Researchers Design A Blood Test That Detects The Presence Of Advanced Breast Cancer
Investigators have devised a blood test that accurately detects the presence of advanced breast cancer cells in patients. The new method holds promise for precisely monitoring response to cancer treatments.
The newly formulated test has been dubbed cMethDNA assay. In the trial the test was successful in detecting the presence of cancer DNA in the blood of patients with metastatic breast cancers up to 95 percent of the time.
"Currently, there is no useful laboratory test to monitor patients with early stage breast cancer who are doing well, but could have an asymptomatic recurrence," said Saraswati Sukumar, Ph.D., who is the Barbara B. Rubenstein Professor of Oncology and co-director of the Breast Cancer Program at the Johns Hopkins Kimmel Cancer Center, in the press release.
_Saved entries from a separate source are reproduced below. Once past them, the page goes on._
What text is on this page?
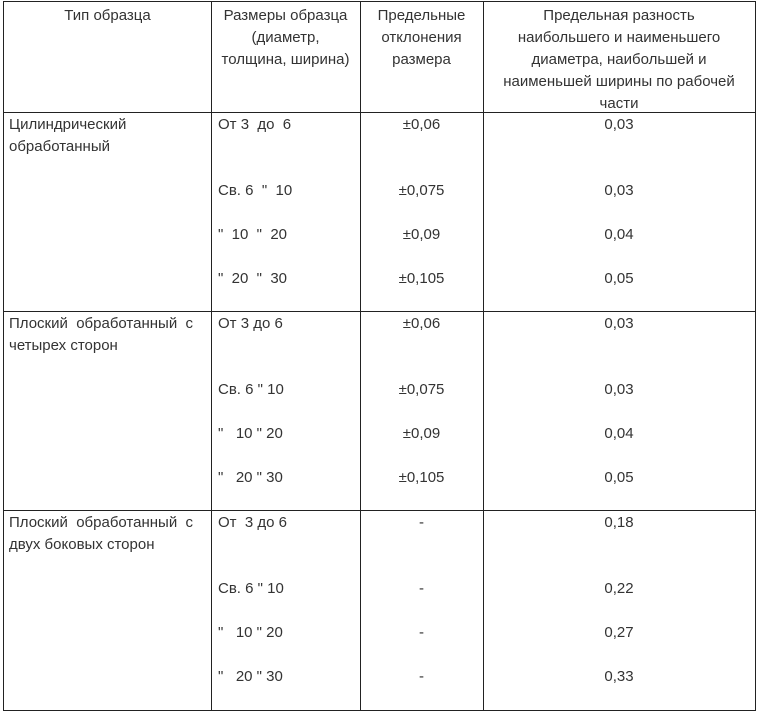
Тип образца	Размеры образца
(диаметр,
толщина, ширина)
Предельные
отклонения
размера
Предельная разность
наибольшего и наименьшего
диаметра, наибольшей и
наименьшей ширины по рабочей
части
Цилиндрический
обработанный
От 3  до  6
Св. 6  "  10
"  10  "  20
"  20  "  30
±0,06
±0,075
±0,09
±0,105
0,03
0,03
0,04
0,05
Плоский  обработанный  с
четырех сторон
От 3 до 6
Св. 6 " 10
"   10 " 20
"   20 " 30
±0,06
±0,075
±0,09
±0,105
0,03
0,03
0,04
0,05
Плоский  обработанный  с
двух боковых сторон
От  3 до 6
Св. 6 " 10
"   10 " 20
"   20 " 30
-
-
-
-
0,18
0,22
0,27
0,33
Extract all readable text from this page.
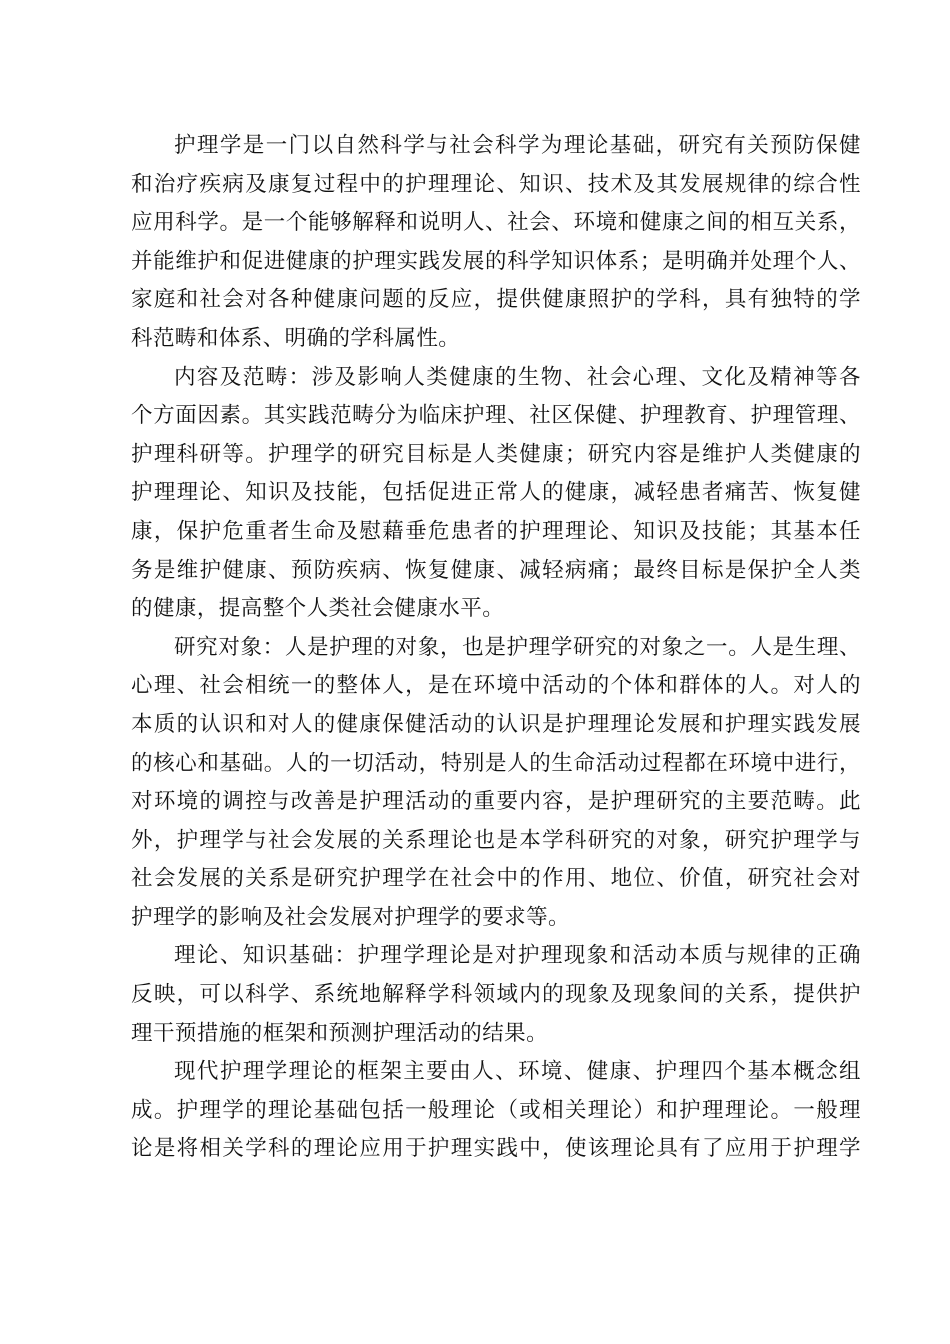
护理学是一门以自然科学与社会科学为理论基础，研究有关预防保健
和治疗疾病及康复过程中的护理理论、知识、技术及其发展规律的综合性
应用科学。是一个能够解释和说明人、社会、环境和健康之间的相互关系，
并能维护和促进健康的护理实践发展的科学知识体系；是明确并处理个人、
家庭和社会对各种健康问题的反应，提供健康照护的学科，具有独特的学
科范畴和体系、明确的学科属性。

内容及范畴：涉及影响人类健康的生物、社会心理、文化及精神等各
个方面因素。其实践范畴分为临床护理、社区保健、护理教育、护理管理、
护理科研等。护理学的研究目标是人类健康；研究内容是维护人类健康的
护理理论、知识及技能，包括促进正常人的健康，减轻患者痛苦、恢复健
康，保护危重者生命及慰藉垂危患者的护理理论、知识及技能；其基本任
务是维护健康、预防疾病、恢复健康、减轻病痛；最终目标是保护全人类
的健康，提高整个人类社会健康水平。

研究对象：人是护理的对象，也是护理学研究的对象之一。人是生理、
心理、社会相统一的整体人，是在环境中活动的个体和群体的人。对人的
本质的认识和对人的健康保健活动的认识是护理理论发展和护理实践发展
的核心和基础。人的一切活动，特别是人的生命活动过程都在环境中进行，
对环境的调控与改善是护理活动的重要内容，是护理研究的主要范畴。此
外，护理学与社会发展的关系理论也是本学科研究的对象，研究护理学与
社会发展的关系是研究护理学在社会中的作用、地位、价值，研究社会对
护理学的影响及社会发展对护理学的要求等。

理论、知识基础：护理学理论是对护理现象和活动本质与规律的正确
反映，可以科学、系统地解释学科领域内的现象及现象间的关系，提供护
理干预措施的框架和预测护理活动的结果。

现代护理学理论的框架主要由人、环境、健康、护理四个基本概念组
成。护理学的理论基础包括一般理论（或相关理论）和护理理论。一般理
论是将相关学科的理论应用于护理实践中，使该理论具有了应用于护理学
"The goal is to develop a test that could be administered routinely to alert the physician and patient as soon as possible of a return of the original cancer in a distant spot. With the development of cMethDNA, we've taken a first big step toward achieving this goal."
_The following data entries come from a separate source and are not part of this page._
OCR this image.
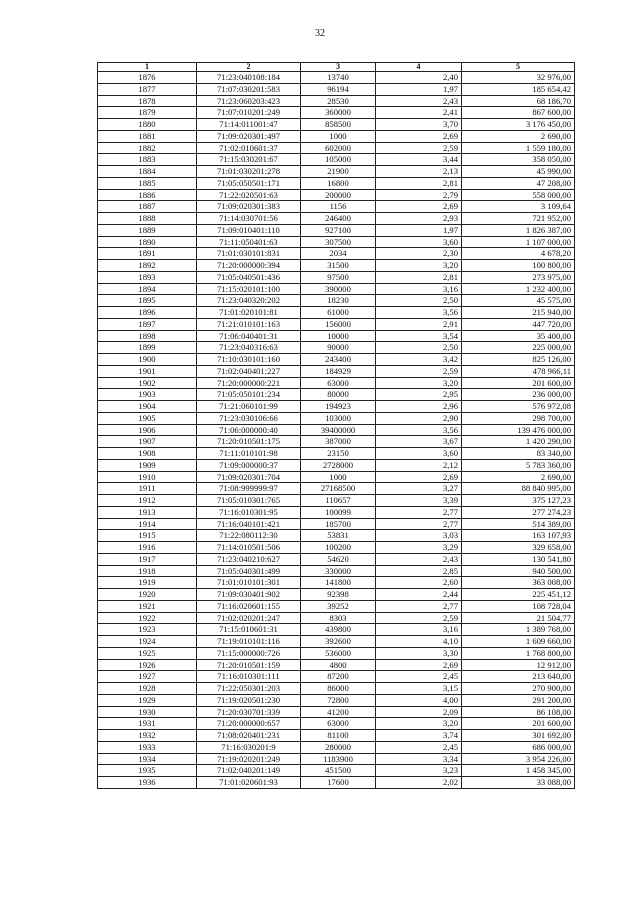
32
1	2	3	4	5
1876	71:23:040108:184	13740	2,40	32 976,00
1877	71:07:030201:583	96194	1,97	185 654,42
1878	71:23:060203:423	28530	2,43	68 186,70
1879	71:07:010201:249	360000	2,41	867 600,00
1880	71:14:011001:47	858500	3,70	3 176 450,00
1881	71:09:020301:497	1000	2,69	2 690,00
1882	71:02:010601:37	602000	2,59	1 559 180,00
1883	71:15:030201:67	105000	3,44	358 050,00
1884	71:01:030201:278	21900	2,13	45 990,00
1885	71:05:050501:171	16800	2,81	47 208,00
1886	71:22:020501:63	200000	2,79	558 000,00
1887	71:09:020301:383	1156	2,69	3 109,64
1888	71:14:030701:56	246400	2,93	721 952,00
1889	71:09:010401:110	927100	1,97	1 826 387,00
1890	71:11:050401:63	307500	3,60	1 107 000,00
1891	71:01:030101:831	2034	2,30	4 678,20
1892	71:20:000000:394	31500	3,20	100 800,00
1893	71:05:040501:436	97500	2,81	273 975,00
1894	71:15:020101:100	390000	3,16	1 232 400,00
1895	71:23:040320:202	18230	2,50	45 575,00
1896	71:01:020101:81	61000	3,56	215 940,00
1897	71:21:010101:163	156000	2,91	447 720,00
1898	71:06:040401:31	10000	3,54	35 400,00
1899	71:23:040316:63	90000	2,50	225 000,00
1900	71:10:030101:160	243400	3,42	825 126,00
1901	71:02:040401:227	184929	2,59	478 966,11
1902	71:20:000000:221	63000	3,20	201 600,00
1903	71:05:050101:234	80000	2,95	236 000,00
1904	71:21:060101:99	194923	2,96	576 972,08
1905	71:23:030106:66	103000	2,90	298 700,00
1906	71:06:000000:40	39400000	3,56	139 476 000,00
1907	71:20:010501:175	387000	3,67	1 420 290,00
1908	71:11:010101:98	23150	3,60	83 340,00
1909	71:09:000000:37	2728000	2,12	5 783 360,00
1910	71:09:020301:704	1000	2,69	2 690,00
1911	71:08:999999:97	27168500	3,27	88 840 995,00
1912	71:05:010301:765	110657	3,39	375 127,23
1913	71:16:010301:95	100099	2,77	277 274,23
1914	71:16:040101:421	185700	2,77	514 389,00
1915	71:22:080112:30	53831	3,03	163 107,93
1916	71:14:010501:506	100200	3,29	329 658,00
1917	71:23:040210:627	54620	2,43	130 541,80
1918	71:05:040301:499	330000	2,85	940 500,00
1919	71:01:010101:301	141800	2,60	363 008,00
1920	71:09:030401:902	92398	2,44	225 451,12
1921	71:16:020601:155	39252	2,77	108 728,04
1922	71:02:020201:247	8303	2,59	21 504,77
1923	71:15:010601:31	439800	3,16	1 389 768,00
1924	71:19:010101:116	392600	4,10	1 609 660,00
1925	71:15:000000:726	536000	3,30	1 768 800,00
1926	71:20:010501:159	4800	2,69	12 912,00
1927	71:16:010301:111	87200	2,45	213 640,00
1928	71:22:050301:203	86000	3,15	270 900,00
1929	71:19:020501:230	72800	4,00	291 200,00
1930	71:20:030701:339	41200	2,09	86 108,00
1931	71:20:000000:657	63000	3,20	201 600,00
1932	71:08:020401:231	81100	3,74	301 692,00
1933	71:16:030201:9	280000	2,45	686 000,00
1934	71:19:020201:249	1183900	3,34	3 954 226,00
1935	71:02:040201:149	451500	3,23	1 458 345,00
1936	71:01:020601:93	17600	2,02	33 088,00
For designing the test, researchers scanned the genomes of primary breast cancer patients along with DNA from the blood of metastatic cancer patients. They selected 10 genes specifically altered in breast cancers, including newly identified genetic markers AKR1B1, COL6A2, GPX7, HIST1H3C, HOX B4, RASGRF2, as well as TM6SF1, RASSF1, ARHGEF7, and TMEFF2, which researchers had previously linked to primary breast cancer, read the release.
"Our assay shows great potential for development as a clinical laboratory test for monitoring therapy and disease progression and recurrence," Sukumar added in the press release.
Researchers are planning additional studies to further validate the current findings which will be followed by patent of the devised test, said researchers at Johns Hopkins University School of Medicine.